The Collapse of a Division Leader

Today the Arizona Cardinals will be trotting out John Skelton to play sacrificial lamb under center. Skelton is known most for his works as a satirist poet and tutoring Prince Henry. Apparently he's not as well known for having been reborn as a football player hailing from Fordham...

Fordham. ESPN announced this morning that Skelton would start for the Cards, and they posted a graphic touting well known Fordham graduates. You know you're in a bad situation when ESPN is comparing your starting quarterback to other notables that graduated from their college, and Captain Kangaroo leads the list.

The Cardinals have been a spectacular failure this season. They've improved their win total each of the last three seasons, and in the previous two years they've won 19 regular season games, 4 post-season games and were a Ben Roethlisberger wink-and-a-prayer from winning the Superbowl.

Now, it's unfair to put all of their problems on the offense. Defensively, the Cards are 28th in yards allowed and have given up the most points in the league. But they've never been known as a defensive powerhouse. Last year, their best defensive season in five years, they were 14th in points allowed and 20th in yards allowed.

But it's the offensive collapse that's been simply spectacular. Part of it has to do with some of the positional turnover. The loss of Anquan Boldin being the second most major loss on offense this off-season for them. But it's without question the loss of Warner, and the franchise's inability to account for it, that has crushed the life out of them in a pathetically weak division.

During Warner's tenure as the primary starter, their offense averaged in the top ten and was one of the best in the NFL in '08. He completed over 65% of his passes for over 7.5 YPA, threw a TD every 21 att and a pick one out of 36 tosses. Compare this with the Cards passers this season, which are completing 51.5% for 6.1 YPA, throwing a TD every 51.5 passes and a pick in half as many attempts. The result has been a predictable plunge from the upper echelon of the offenses in the league into the bottom two in points scored and yards gained.

The real issue has to be that the Cards are showing the signs of being the same old whipping boy organization it's always been, making poor decisions and allowing good players to walk without replacing them with other good players. Obviously Warner wasn't able to be retained.
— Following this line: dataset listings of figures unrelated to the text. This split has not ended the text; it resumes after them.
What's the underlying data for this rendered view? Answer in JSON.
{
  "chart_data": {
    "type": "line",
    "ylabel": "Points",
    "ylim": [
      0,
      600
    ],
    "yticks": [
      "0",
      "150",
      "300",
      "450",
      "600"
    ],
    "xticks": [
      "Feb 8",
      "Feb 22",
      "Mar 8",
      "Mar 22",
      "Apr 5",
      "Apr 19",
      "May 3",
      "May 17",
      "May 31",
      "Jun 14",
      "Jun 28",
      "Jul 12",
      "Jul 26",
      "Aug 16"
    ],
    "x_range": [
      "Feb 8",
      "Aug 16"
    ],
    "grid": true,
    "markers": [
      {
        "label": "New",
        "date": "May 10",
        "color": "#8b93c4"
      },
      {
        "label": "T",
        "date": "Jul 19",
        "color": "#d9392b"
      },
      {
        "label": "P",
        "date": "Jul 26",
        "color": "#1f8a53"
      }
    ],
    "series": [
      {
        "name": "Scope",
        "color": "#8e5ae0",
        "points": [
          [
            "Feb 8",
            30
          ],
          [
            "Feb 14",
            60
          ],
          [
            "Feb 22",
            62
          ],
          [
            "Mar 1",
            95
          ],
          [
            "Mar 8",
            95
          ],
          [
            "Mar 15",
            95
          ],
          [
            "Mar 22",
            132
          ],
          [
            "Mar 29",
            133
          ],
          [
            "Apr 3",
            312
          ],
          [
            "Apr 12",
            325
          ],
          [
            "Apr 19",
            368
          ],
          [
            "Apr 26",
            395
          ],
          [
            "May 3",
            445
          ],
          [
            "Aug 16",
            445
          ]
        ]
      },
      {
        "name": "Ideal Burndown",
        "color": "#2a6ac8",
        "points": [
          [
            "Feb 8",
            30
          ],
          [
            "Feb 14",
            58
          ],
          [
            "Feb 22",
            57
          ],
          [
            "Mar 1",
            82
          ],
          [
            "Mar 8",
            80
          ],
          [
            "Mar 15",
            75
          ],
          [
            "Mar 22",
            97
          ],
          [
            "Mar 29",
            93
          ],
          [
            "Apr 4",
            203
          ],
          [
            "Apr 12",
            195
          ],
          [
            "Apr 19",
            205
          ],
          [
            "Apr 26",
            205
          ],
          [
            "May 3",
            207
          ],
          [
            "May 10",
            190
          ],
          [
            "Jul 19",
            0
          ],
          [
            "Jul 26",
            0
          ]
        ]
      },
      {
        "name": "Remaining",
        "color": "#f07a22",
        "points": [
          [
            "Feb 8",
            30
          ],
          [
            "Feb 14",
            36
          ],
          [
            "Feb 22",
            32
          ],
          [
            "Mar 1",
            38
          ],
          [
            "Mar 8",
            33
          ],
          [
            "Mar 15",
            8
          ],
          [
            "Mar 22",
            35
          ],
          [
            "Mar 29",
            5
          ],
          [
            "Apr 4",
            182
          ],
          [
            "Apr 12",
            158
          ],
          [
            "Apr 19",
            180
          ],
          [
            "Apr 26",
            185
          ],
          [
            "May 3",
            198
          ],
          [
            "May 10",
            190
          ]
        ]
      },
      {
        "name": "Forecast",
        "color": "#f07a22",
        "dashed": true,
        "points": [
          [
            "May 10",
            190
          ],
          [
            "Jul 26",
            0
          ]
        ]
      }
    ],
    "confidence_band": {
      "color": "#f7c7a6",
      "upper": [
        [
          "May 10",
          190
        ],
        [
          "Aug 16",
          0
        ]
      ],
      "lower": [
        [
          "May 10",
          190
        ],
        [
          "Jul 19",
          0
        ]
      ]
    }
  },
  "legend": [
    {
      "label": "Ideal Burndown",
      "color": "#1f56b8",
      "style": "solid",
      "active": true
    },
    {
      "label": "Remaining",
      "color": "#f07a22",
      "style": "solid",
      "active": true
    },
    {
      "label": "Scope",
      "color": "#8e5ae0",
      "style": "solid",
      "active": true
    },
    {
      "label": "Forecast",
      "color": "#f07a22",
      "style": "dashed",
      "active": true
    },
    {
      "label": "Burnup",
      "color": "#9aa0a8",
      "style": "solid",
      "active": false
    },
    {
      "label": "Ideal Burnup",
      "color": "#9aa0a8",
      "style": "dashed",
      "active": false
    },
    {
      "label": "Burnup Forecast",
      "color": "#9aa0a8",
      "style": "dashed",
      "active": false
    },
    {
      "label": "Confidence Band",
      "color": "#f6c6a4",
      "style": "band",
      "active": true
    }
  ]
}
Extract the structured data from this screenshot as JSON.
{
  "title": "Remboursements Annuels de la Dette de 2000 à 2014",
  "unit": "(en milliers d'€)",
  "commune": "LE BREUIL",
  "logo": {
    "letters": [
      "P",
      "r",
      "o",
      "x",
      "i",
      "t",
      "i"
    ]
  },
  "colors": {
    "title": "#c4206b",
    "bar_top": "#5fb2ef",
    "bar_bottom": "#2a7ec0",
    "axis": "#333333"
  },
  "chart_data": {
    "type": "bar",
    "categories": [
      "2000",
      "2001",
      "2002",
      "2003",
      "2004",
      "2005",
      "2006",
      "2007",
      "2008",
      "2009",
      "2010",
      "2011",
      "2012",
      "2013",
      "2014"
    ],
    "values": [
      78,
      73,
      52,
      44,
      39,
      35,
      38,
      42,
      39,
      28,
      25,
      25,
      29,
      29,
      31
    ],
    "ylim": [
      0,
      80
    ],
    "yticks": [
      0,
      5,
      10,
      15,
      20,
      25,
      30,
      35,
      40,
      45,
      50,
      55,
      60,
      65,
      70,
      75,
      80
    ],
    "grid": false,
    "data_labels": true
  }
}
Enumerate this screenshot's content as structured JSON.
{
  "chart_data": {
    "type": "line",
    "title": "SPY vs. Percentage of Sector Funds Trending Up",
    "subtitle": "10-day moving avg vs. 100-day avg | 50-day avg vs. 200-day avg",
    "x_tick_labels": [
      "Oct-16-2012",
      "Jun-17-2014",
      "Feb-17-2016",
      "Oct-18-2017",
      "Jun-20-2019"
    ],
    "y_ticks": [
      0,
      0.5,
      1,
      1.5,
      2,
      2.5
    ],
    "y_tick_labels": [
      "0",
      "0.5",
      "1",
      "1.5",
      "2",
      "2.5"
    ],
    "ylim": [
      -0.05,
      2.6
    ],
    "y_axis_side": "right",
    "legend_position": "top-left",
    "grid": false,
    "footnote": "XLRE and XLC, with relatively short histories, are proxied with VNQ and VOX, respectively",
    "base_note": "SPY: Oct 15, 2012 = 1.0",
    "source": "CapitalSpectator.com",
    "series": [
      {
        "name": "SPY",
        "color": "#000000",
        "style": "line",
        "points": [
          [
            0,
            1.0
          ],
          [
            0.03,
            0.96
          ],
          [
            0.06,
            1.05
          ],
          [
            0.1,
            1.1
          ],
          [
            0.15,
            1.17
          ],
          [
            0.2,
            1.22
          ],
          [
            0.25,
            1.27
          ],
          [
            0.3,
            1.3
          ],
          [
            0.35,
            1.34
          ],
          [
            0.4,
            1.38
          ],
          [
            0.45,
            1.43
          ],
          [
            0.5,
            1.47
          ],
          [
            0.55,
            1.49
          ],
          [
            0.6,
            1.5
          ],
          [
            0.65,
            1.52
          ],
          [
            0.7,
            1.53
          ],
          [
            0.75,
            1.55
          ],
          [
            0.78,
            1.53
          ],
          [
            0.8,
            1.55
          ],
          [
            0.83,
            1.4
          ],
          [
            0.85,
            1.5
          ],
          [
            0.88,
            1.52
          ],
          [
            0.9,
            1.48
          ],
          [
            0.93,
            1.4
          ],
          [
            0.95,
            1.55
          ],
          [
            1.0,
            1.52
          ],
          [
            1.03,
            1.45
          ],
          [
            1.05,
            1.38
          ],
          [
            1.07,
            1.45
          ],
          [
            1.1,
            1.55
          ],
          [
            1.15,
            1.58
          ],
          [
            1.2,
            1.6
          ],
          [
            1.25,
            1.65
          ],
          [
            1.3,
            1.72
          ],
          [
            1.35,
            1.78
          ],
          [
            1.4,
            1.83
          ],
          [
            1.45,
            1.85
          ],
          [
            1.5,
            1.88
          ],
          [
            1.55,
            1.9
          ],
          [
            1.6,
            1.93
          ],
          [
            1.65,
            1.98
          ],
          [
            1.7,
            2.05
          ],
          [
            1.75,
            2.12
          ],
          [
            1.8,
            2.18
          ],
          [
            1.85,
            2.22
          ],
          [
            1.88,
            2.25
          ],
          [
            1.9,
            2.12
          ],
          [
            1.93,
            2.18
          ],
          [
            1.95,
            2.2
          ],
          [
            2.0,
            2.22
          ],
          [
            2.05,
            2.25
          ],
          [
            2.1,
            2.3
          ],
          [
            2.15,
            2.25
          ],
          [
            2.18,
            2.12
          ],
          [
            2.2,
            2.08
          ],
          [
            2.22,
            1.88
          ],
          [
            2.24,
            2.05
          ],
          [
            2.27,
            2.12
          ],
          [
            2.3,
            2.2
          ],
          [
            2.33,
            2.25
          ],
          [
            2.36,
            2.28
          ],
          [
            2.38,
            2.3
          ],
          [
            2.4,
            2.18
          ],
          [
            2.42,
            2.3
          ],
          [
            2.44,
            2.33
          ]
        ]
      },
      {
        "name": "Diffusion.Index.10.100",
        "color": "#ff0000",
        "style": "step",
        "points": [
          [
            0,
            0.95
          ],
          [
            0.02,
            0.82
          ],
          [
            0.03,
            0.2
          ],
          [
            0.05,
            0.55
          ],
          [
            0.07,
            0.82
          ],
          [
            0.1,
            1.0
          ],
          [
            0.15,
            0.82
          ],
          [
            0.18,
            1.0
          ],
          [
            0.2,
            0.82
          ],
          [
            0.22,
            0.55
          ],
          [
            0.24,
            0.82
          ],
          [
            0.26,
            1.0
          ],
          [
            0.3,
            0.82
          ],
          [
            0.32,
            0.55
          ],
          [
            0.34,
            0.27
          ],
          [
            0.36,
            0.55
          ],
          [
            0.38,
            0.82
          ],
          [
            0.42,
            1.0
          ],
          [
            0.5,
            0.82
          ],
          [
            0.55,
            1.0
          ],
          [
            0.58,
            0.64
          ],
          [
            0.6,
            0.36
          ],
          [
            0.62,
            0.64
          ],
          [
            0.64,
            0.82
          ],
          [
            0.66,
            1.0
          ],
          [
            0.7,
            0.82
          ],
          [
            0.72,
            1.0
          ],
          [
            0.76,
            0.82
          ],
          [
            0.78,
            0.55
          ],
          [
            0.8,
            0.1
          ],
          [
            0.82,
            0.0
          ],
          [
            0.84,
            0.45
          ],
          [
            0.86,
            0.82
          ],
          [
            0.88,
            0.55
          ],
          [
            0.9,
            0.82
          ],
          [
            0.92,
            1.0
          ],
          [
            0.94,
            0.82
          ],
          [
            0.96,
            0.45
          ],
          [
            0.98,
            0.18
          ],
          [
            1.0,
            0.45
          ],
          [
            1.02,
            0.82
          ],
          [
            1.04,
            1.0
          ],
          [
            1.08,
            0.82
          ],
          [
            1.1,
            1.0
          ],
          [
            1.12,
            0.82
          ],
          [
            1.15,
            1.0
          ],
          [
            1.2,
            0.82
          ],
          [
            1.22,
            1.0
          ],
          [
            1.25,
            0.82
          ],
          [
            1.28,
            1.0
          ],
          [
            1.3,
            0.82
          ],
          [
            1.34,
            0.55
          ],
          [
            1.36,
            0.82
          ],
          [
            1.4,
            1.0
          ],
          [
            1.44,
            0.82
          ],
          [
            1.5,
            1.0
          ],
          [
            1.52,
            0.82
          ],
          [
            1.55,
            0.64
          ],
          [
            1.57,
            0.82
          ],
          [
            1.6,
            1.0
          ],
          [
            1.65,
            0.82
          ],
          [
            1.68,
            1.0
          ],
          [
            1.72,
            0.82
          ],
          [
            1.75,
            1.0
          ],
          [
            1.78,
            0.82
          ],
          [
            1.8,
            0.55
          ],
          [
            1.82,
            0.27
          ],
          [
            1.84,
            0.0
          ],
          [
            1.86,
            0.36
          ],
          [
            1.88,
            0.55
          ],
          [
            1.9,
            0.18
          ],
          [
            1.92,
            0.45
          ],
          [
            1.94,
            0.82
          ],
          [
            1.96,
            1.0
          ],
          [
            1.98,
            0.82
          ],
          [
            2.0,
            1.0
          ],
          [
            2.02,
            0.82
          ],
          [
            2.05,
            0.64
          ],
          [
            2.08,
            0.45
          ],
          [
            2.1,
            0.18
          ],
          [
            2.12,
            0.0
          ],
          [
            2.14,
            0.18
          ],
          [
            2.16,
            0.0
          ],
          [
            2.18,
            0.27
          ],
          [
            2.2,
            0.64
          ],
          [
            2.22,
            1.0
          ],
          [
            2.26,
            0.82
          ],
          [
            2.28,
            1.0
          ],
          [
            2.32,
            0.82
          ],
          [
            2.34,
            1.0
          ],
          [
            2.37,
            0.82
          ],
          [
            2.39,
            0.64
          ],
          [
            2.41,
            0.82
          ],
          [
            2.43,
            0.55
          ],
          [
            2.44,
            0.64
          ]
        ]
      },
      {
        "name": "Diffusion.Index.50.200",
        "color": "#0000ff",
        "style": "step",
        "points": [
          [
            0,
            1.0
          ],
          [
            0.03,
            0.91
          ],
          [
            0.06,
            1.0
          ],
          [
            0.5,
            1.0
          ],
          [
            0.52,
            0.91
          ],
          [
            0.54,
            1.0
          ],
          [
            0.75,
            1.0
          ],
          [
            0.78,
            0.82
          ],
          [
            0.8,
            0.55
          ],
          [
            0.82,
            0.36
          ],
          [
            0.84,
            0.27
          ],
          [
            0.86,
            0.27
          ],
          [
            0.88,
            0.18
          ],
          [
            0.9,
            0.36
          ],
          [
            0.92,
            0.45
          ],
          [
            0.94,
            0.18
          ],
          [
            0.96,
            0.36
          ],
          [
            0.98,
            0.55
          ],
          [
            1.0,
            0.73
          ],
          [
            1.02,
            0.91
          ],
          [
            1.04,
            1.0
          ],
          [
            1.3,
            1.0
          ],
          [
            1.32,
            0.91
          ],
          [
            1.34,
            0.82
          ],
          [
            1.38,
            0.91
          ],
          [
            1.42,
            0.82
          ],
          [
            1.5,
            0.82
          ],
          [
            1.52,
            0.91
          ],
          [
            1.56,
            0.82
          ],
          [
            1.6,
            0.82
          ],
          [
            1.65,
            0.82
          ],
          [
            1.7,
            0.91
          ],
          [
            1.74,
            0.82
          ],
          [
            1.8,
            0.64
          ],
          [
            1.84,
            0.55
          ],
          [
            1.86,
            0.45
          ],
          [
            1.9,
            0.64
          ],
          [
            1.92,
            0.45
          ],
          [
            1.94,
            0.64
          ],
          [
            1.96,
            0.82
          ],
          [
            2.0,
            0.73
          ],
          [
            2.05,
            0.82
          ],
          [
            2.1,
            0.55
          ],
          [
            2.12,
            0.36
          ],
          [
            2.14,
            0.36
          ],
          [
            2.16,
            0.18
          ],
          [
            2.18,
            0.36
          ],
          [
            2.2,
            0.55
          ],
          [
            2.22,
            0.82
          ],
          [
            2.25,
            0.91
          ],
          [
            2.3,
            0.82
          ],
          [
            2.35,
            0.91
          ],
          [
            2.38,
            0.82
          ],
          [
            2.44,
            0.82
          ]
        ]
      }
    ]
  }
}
But when your contingency plan includes hoping Matt Leinart - a career 71 rated passer after four seasons - turns into a good option, signing Derek Anderson - who's career includes 3 awesome games and a ton of terrible ones - to compete and picking up whoever off the street happens to be able to have a working arm to throw a ball, you have to expect what's actually happened.

It's got to be a disappointment in a division led by two teams that look like they'll both struggle to finish .500. I'm struggling to remember a time that the opportunity to win a division has been so easily out there for the taking, and the collapse at one position has allowed that opportunity to be squandered.

1 comment:

  1. Nice win for the kid, and if Breaston didn't drop a bomb his stats would have been very solid for first NFL start.